4.5.7.5. Regression Analysis
Regression analysis is a statistical tool for investigating and quantifying relationship between variables, that is, the dependent variable as a function of the independent or explanatory variables, through the aid of a mathematical equation (Studenmund, 2000).
In this study the dependent variable, the respondents‘ willingness to pay (WTP) for pharmacist-provided services, was expressed as a function of multivariate determinates such as age, gender and income, as explained in the following section. The explanatory variables were carefully chosen with reference to literature (Donald, 2000; Shu Chuen Li, 2003), and their individual relationship with respect to WTP was simultaneously investigated and defined with the assumption that other influential factors and independent variables were held constant. The table below indicates the independent variables which were regressed against the dependent variable WTP.
Table 4.5 Explaining and defining the study’s independent variable Independent variable Symbol and expected
sign
Explanation
Geographical location Geo-Loc (+) The participants‘ provincial location in South Africa, which included: Gauteng, North-west, Limpopo, Mpumalanga, Western Cape, Eastern Cape, Northern Cape, Free-state and Kwa-Zulu Natal. The objective was to ascertain if a participant‘s location had a particular effect on WTP.
Some provinces have a greater contribution to the country‘s GDP; hence more economic muscle thus possibly influencing participant‘s WTP.
Gender Gender (+) The objective was to ascertain if the gender of participants had an effect on WTP.
Age Age (+) The participants were categorized in to age
groups. It is expected that different age groups have different appreciation for pharmaceutical care; hence a possible disparity in their WTP across age categories.
Race Race (+) Consisted of the racial groups representing the South African nation, that is, Blacks, Whites, Asians and Coloureds. Owing to skewed distribution in economic ability amongst racial groups in SA, race was expected to have an effect on WTP.

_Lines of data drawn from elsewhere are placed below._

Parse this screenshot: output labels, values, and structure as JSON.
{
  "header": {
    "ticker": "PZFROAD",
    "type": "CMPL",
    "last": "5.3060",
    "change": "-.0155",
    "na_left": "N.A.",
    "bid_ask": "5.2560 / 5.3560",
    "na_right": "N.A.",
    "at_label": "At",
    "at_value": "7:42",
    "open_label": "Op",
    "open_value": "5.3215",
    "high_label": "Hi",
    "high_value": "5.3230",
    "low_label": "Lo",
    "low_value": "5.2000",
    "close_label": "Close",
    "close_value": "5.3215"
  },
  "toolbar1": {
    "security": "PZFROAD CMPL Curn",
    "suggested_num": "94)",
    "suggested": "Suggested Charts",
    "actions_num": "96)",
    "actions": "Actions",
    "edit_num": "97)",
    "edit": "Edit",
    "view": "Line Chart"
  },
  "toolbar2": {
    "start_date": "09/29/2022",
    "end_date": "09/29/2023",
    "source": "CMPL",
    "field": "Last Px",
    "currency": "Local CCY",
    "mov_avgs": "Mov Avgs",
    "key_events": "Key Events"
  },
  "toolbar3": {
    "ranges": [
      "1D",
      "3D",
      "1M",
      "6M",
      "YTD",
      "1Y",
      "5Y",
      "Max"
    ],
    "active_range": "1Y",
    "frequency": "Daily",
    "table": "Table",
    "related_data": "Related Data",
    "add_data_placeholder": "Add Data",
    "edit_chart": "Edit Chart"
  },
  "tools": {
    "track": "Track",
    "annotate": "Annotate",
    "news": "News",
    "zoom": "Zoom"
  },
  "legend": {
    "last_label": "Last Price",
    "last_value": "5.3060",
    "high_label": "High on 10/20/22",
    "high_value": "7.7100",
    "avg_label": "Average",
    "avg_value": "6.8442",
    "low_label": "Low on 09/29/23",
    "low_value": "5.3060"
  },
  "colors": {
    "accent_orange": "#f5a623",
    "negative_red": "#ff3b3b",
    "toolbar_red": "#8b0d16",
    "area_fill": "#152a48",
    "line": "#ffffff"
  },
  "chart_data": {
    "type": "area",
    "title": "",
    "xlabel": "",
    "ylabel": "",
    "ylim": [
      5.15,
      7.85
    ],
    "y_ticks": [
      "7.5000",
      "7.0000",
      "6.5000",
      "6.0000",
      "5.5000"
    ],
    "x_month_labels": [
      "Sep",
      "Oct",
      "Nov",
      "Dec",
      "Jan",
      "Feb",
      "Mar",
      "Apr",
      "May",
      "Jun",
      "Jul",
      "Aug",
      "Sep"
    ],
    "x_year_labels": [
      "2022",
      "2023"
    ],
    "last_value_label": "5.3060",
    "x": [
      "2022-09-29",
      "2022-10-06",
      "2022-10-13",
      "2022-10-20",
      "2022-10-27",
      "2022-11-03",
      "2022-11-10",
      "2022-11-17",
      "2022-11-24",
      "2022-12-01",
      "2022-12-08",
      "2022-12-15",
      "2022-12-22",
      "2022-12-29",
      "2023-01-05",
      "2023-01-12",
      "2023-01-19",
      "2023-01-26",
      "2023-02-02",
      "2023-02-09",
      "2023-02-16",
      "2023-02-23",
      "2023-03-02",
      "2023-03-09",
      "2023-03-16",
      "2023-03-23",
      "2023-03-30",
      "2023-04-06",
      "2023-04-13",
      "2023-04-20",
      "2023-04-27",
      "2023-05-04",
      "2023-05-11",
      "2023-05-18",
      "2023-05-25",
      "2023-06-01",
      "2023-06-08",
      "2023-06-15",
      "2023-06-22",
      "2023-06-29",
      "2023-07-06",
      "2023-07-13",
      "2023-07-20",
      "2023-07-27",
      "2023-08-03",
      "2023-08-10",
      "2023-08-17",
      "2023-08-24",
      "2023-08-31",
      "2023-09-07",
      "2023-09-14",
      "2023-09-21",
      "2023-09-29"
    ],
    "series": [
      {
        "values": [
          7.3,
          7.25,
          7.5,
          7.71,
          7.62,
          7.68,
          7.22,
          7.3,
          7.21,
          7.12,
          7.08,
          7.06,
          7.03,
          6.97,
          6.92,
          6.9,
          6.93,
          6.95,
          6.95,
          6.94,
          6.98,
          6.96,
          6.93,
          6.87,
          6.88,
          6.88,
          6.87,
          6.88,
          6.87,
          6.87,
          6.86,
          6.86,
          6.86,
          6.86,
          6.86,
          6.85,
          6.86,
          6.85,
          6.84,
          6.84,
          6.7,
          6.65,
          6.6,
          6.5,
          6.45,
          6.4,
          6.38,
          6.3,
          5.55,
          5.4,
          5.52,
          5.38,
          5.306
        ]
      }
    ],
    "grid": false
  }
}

Level of education Education (+) It was expected that the greater the education level of a participant the greater the appreciation of healthcare, the better the economic power and possibly the greater the willingness to pay.
Total household income
Income (+) High income earners were expected to be willing to pay more possibly due to ability to pay.
Employment status Employment (+) An employed participant should be economically able to pay more than an unemployed participant.
Chronic diseases Cronic (+) Participants with a chronic disease were expected to be willing to pay more.
Co-morbidities Co-morbid (+) The more chronic diseases, that is an increase in co-morbidities, possibly the greater the expected willingness to pay.
Medical aid status Medical aid (-) Participants with medical aid are expected to be reluctant to pay as they expect their medical aid to cover the proposed serviceon their behalf.
Level of Satisfaction Satisfaction (+) The greater the level of satisfaction the greater the likelihood of willingness to pay.
As discussed above, to determine the regressive effect of each individual variable on the dependent variable, other variables were held constant. However in reality these variables may occur together and hence interfere, consequently producing a combined effect, thus for purposes of inference a second regression including all the independent variables was done.